During the Russian Civil War the White Russian adventurer Baron Ungern led his troops into Mongolia in October 1920, defeating the Chinese forces in Niislel Khüree (Ulaanbaatar) in early February 1921. In order to eliminate the threat posed by Ungern, Bolshevik Russia decided to support the establishment of a socialist Mongolian government and army. This Mongolian army took the Mongolian part of Kyakhta from Chinese forces on March 18, 1921, and on July 6 Russian and Mongolian troops arrived in Khüree. Mongolia's independence was declared once again on July 11, 1921.[1] These events led to Mongolia's close alignment with the Soviet Union over the next seven decades. The Soviet Union initially recognized China's claims over Outer Mongolia and advised the Mongolians to limit their demands to autonomy, but as an indigenous independence movement, chiefly among the youth of the Mongolian Revolutionary Youth League, developed the Soviets gradually warmed to support of independence.[2]
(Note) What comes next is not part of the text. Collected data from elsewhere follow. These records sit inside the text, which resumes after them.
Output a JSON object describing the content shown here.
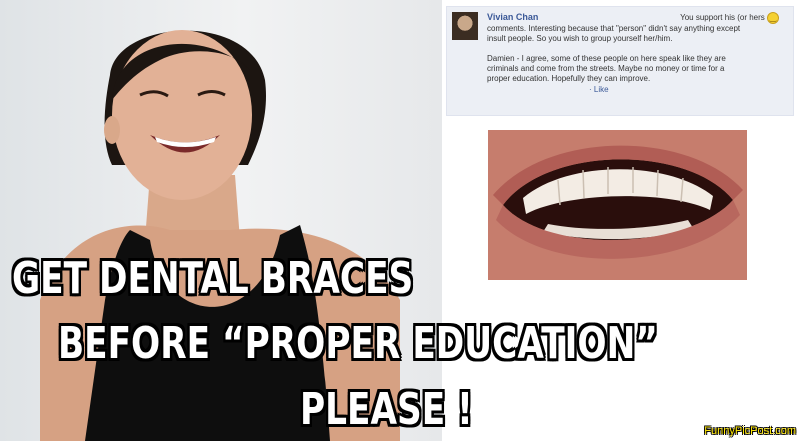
{
  "comment": {
    "author": "Vivian Chan",
    "first_line": "You support his (or hers",
    "smiley": "🙂",
    "line2": "comments. Interesting because that \"person\" didn't say anything except",
    "line3": "insult people. So you wish to group yourself her/him.",
    "para2_line1": "Damien - I agree, some of these people on here speak like they are",
    "para2_line2": "criminals and come from the streets. Maybe no money or time for a",
    "para2_line3": "proper education. Hopefully they can improve.",
    "like_label": "· Like"
  },
  "caption": {
    "line1": "GET DENTAL BRACES",
    "line2": "BEFORE “PROPER EDUCATION”",
    "line3": "PLEASE !"
  },
  "watermark": "FunnyPicPost.com",
  "colors": {
    "fb_link": "#3b5998",
    "fb_bg": "#eceff5",
    "caption_fill": "#ffffff",
    "caption_stroke": "#000000",
    "watermark": "#ffe600"
  }
}
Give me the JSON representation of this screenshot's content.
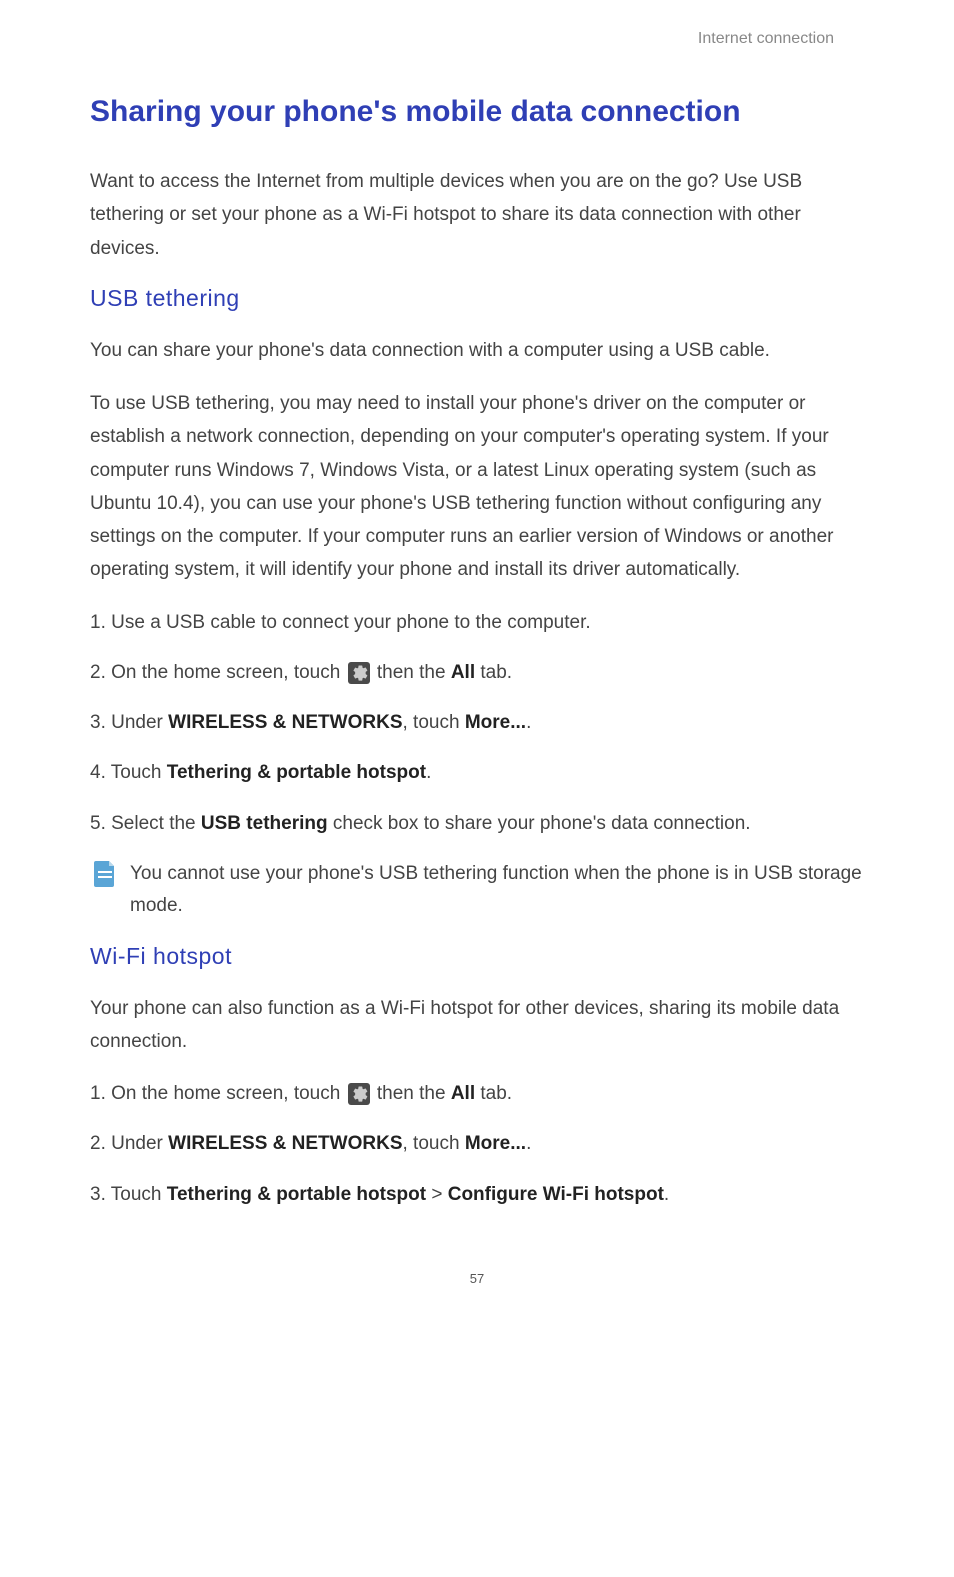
{
  "header": "Internet connection",
  "title": "Sharing your phone's mobile data connection",
  "intro": "Want to access the Internet from multiple devices when you are on the go? Use USB tethering or set your phone as a Wi-Fi hotspot to share its data connection with other devices.",
  "usb": {
    "heading": "USB  tethering",
    "p1": "You can share your phone's data connection with a computer using a USB cable.",
    "p2": "To use USB tethering, you may need to install your phone's driver on the computer or establish a network connection, depending on your computer's operating system. If your computer runs Windows 7, Windows Vista, or a latest Linux operating system (such as Ubuntu 10.4), you can use your phone's USB tethering function without configuring any settings on the computer. If your computer runs an earlier version of Windows or another operating system, it will identify your phone and install its driver automatically.",
    "steps": {
      "s1": "Use a USB cable to connect your phone to the computer.",
      "s2a": "On the home screen, touch ",
      "s2b": " then the ",
      "s2_all": "All",
      "s2c": " tab.",
      "s3a": "Under ",
      "s3_wn": "WIRELESS & NETWORKS",
      "s3b": ", touch ",
      "s3_more": "More...",
      "s3c": ".",
      "s4a": "Touch ",
      "s4_t": "Tethering & portable hotspot",
      "s4b": ".",
      "s5a": "Select the ",
      "s5_usb": "USB tethering",
      "s5b": " check box to share your phone's data connection."
    },
    "note": "You cannot use your phone's USB tethering function when the phone is in USB storage mode."
  },
  "wifi": {
    "heading": "Wi-Fi  hotspot",
    "p1": "Your phone can also function as a Wi-Fi hotspot for other devices, sharing its mobile data connection.",
    "steps": {
      "s1a": "On the home screen, touch ",
      "s1b": " then the ",
      "s1_all": "All",
      "s1c": " tab.",
      "s2a": "Under ",
      "s2_wn": "WIRELESS & NETWORKS",
      "s2b": ", touch ",
      "s2_more": "More...",
      "s2c": ".",
      "s3a": "Touch ",
      "s3_t": "Tethering & portable hotspot",
      "s3b": " > ",
      "s3_c": "Configure Wi-Fi hotspot",
      "s3c": "."
    }
  },
  "pageNumber": "57"
}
In 1924, after the death of the religious leader and khan, Bogd Khan, a Mongolian People's Republic was proclaimed with support from the Soviet Union.

Damdin Sükhbaatar an early nationalist Mongolian leader who was selected as a national symbol

The Mongolian revolution

As of 1918 a census showed about 500,000 Mongolians, mostly impoverished herdsmen or low ranking lamas; about 100,000 Chinese traders and craftsman, and about 5,000 Russians. Much of the land and stock were the property of native nobility and monasteries; many of the Mongolians were serfs or rented cattle from monasteries. Literacy was generally limited to lamas who were the only people available to perform government functions. The Chinese considered themselves to have dominion over the country, a claim which generally had international recognition. Establishing independence from China and from the feudal-theocratic traditional government was the goal of the young revolutionaries. Thus, initially, Mongolia was a Soviet state without being a socialist state.

Notes and references

  1. Thomas E. Ewing, "Russia, China, and the Origins of the Mongolian People's Republic, 1911–1921: A Reappraisal", in: The Slavonic and East European Review, Vol. 58, No. 3 (Jul., 1980), pp. 399, 414, 415, 417, 421
  2. Chapter "Outer Mongolia", pages 803 to 868 in Socialism in One Country 1924-1926, Volume Three, Part II, Edward Hallett Carr, Macmillan (1964), hardcover, pages 605 to 1050.